The seven public floors of the museum emphasize different aspects of the Bible. Electrosonic was hired by exhibit contractor Maltbie to provide the AV and control equipment, installation, programming, commissioning and project management for the second floor, which focuses on the Bible’s impact on world culture and American history. During the design phase Electrosonic worked closely with Maltbie, PPI Consulting, and content creators C & G Partners for almost two years on an extensive range of exhibits in three major exhibit spaces.

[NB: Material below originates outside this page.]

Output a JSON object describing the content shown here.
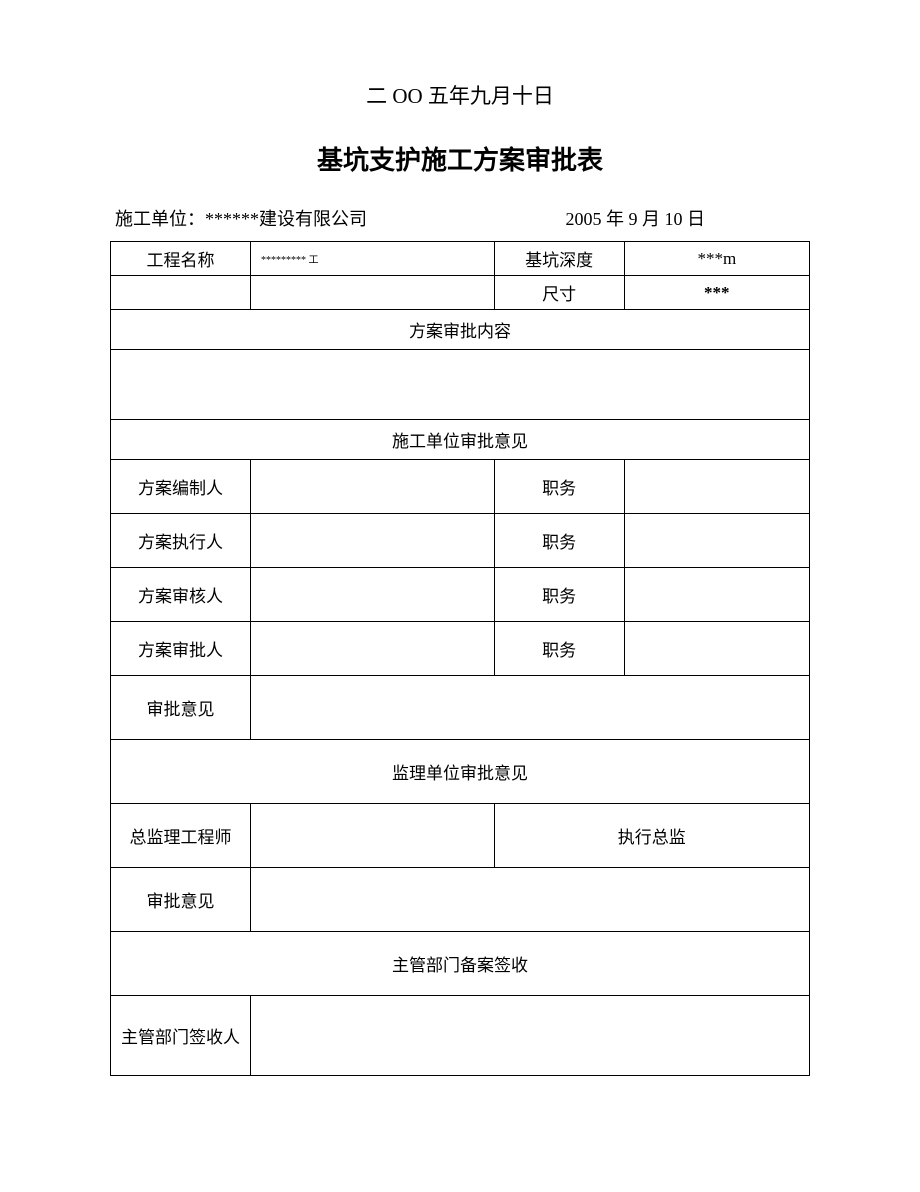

Electrosonic provided a wide array of equipment for the expansive second floor, which features more than 40 exhibits. They include Christie projectors; QSC Q-SYS DSP audio players; Tannoy, BagEnd, Russound and custom round Dakota speakers; Innovox and BagEnd subs; Renkus Heinz line arrays; Stewart amps; 3M touchscreens; Planar, LG and Sony displays; BrightSign HD video players; and a Microsoft Kinect camera.
Electrosonic supplied custom metal work to camouflage some equipment associated with projector locations. Designed by Electrosonic’s Installation Manager Vince Conquilla, the 16x16-inch slotted tray is installed above pipe-mounted projectors.
Electrosonic also built three multi-rack control rooms for the second-floor exhibit spaces. Museum of the Bible has a one-year service agreement with Electrosonic for post-installation support.
Chris Cooper was the Project Manager for Electrosonic, Bryan Abelowitz the Account Executive and Karl Fulton the Site Supervisor. Mark Berg was the Project Manager for Maltbie; Alin Tocmacov was the Project Manager for C & G Partners.